The Correct Option is C

Step 1: Understanding the Problem 
We are mixing 100 mL of 0.04 N HCl with 100 mL of 0.02 N NaOH. We need to find the pH of the resulting solution. 
Step 2: Calculating the Moles of H\(^+\) and OH\(^-\) 
Moles of H\(^+\) from HCl: \[ \text{Moles of H}^+ = 0.04 \, \text{N} \times 0.1 \, \text{L} = 0.004 \, \text{moles}. \] 
Moles of OH\(^-\) from NaOH: \[ \text{Moles of OH}^-= 0.02 \, \text{N} \times 0.1 \, \text{L} = 0.002 \, \text{moles}. \] 
Step 3: Determining the Remaining Moles of H\(^+\) 
The reaction between H\(^+\) and OH\(^-\) is: \[ \text{H}^+ + \text{OH}^-\rightarrow \text{H}_2\text{O}. \] 
Moles of H\(^+\) remaining after the reaction: \[ \text{Remaining moles of H}^+ = 0.004 - 0.002 = 0.002 \, \text{moles}. \] 
Step 4: Calculating the Concentration of H\(^+\) 
Total volume of the resulting solution: \[ 100 \, \text{mL} + 100 \, \text{mL} = 200 \, \text{mL} = 0.2 \, \text{L}. \] 

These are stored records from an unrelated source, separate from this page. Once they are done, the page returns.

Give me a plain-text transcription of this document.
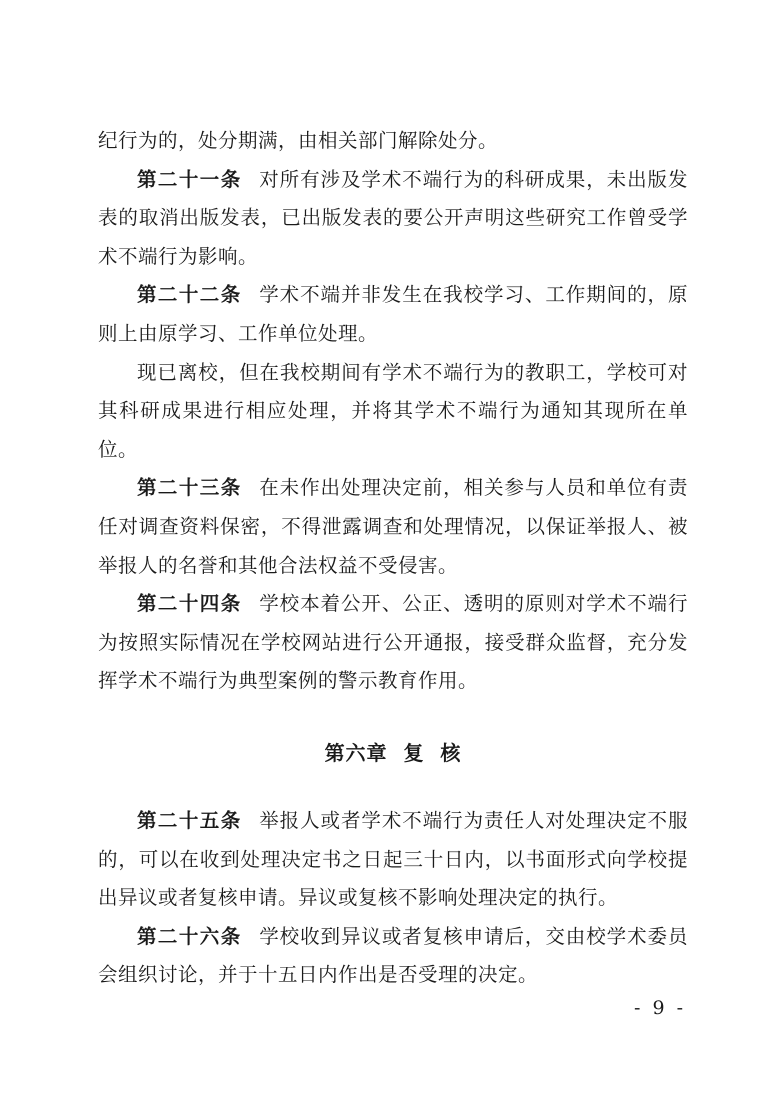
纪行为的，处分期满，由相关部门解除处分。

第二十一条 对所有涉及学术不端行为的科研成果，未出版发表的取消出版发表，已出版发表的要公开声明这些研究工作曾受学术不端行为影响。

第二十二条 学术不端并非发生在我校学习、工作期间的，原则上由原学习、工作单位处理。

现已离校，但在我校期间有学术不端行为的教职工，学校可对其科研成果进行相应处理，并将其学术不端行为通知其现所在单位。

第二十三条 在未作出处理决定前，相关参与人员和单位有责任对调查资料保密，不得泄露调查和处理情况，以保证举报人、被举报人的名誉和其他合法权益不受侵害。

第二十四条 学校本着公开、公正、透明的原则对学术不端行为按照实际情况在学校网站进行公开通报，接受群众监督，充分发挥学术不端行为典型案例的警示教育作用。

第六章  复  核

第二十五条 举报人或者学术不端行为责任人对处理决定不服的，可以在收到处理决定书之日起三十日内，以书面形式向学校提出异议或者复核申请。异议或复核不影响处理决定的执行。

第二十六条 学校收到异议或者复核申请后，交由校学术委员会组织讨论，并于十五日内作出是否受理的决定。

- 9 -
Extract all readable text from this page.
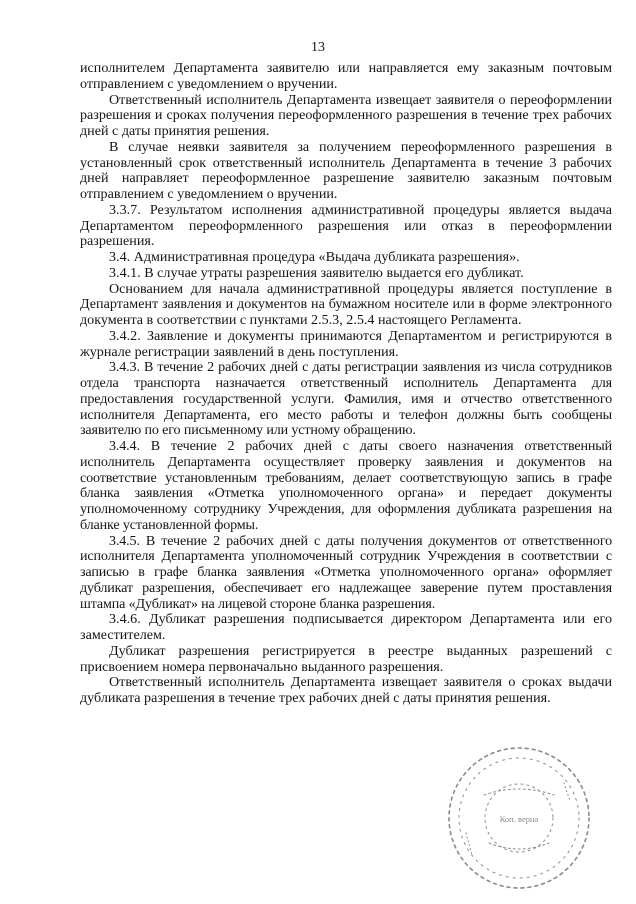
13

исполнителем Департамента заявителю или направляется ему заказным почтовым отправлением с уведомлением о вручении.

Ответственный исполнитель Департамента извещает заявителя о переоформлении разрешения и сроках получения переоформленного разрешения в течение трех рабочих дней с даты принятия решения.

В случае неявки заявителя за получением переоформленного разрешения в установленный срок ответственный исполнитель Департамента в течение 3 рабочих дней направляет переоформленное разрешение заявителю заказным почтовым отправлением с уведомлением о вручении.

3.3.7. Результатом исполнения административной процедуры является выдача Департаментом переоформленного разрешения или отказ в переоформлении разрешения.

3.4. Административная процедура «Выдача дубликата разрешения».

3.4.1. В случае утраты разрешения заявителю выдается его дубликат.

Основанием для начала административной процедуры является поступление в Департамент заявления и документов на бумажном носителе или в форме электронного документа в соответствии с пунктами 2.5.3, 2.5.4 настоящего Регламента.

3.4.2. Заявление и документы принимаются Департаментом и регистрируются в журнале регистрации заявлений в день поступления.

3.4.3. В течение 2 рабочих дней с даты регистрации заявления из числа сотрудников отдела транспорта назначается ответственный исполнитель Департамента для предоставления государственной услуги. Фамилия, имя и отчество ответственного исполнителя Департамента, его место работы и телефон должны быть сообщены заявителю по его письменному или устному обращению.

3.4.4. В течение 2 рабочих дней с даты своего назначения ответственный исполнитель Департамента осуществляет проверку заявления и документов на соответствие установленным требованиям, делает соответствующую запись в графе бланка заявления «Отметка уполномоченного органа» и передает документы уполномоченному сотруднику Учреждения, для оформления дубликата разрешения на бланке установленной формы.

3.4.5. В течение 2 рабочих дней с даты получения документов от ответственного исполнителя Департамента уполномоченный сотрудник Учреждения в соответствии с записью в графе бланка заявления «Отметка уполномоченного органа» оформляет дубликат разрешения, обеспечивает его надлежащее заверение путем проставления штампа «Дубликат» на лицевой стороне бланка разрешения.

3.4.6. Дубликат разрешения подписывается директором Департамента или его заместителем.

Дубликат разрешения регистрируется в реестре выданных разрешений с присвоением номера первоначально выданного разрешения.

Ответственный исполнитель Департамента извещает заявителя о сроках выдачи дубликата разрешения в течение трех рабочих дней с даты принятия решения.

Коп. верна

Concentration of H\(^+\): \[ [\text{H}^+] = \frac{0.002 \, \text{moles}}{0.2 \, \text{L}} = 0.01 \, \text{M}. \] 
Step 5: Calculating the pH 
The pH is given by: \[ \text{pH} = \log [\text{H}^+]. \] 
Substituting the concentration of H\(^+\): \[ \text{pH} = \log (0.01) = 2.0. \] 
Step 6: Matching with the Options 
The calculated pH is 2.0, which corresponds to option (C). Final Answer: The pH of the resulting solution is (C) 2.0.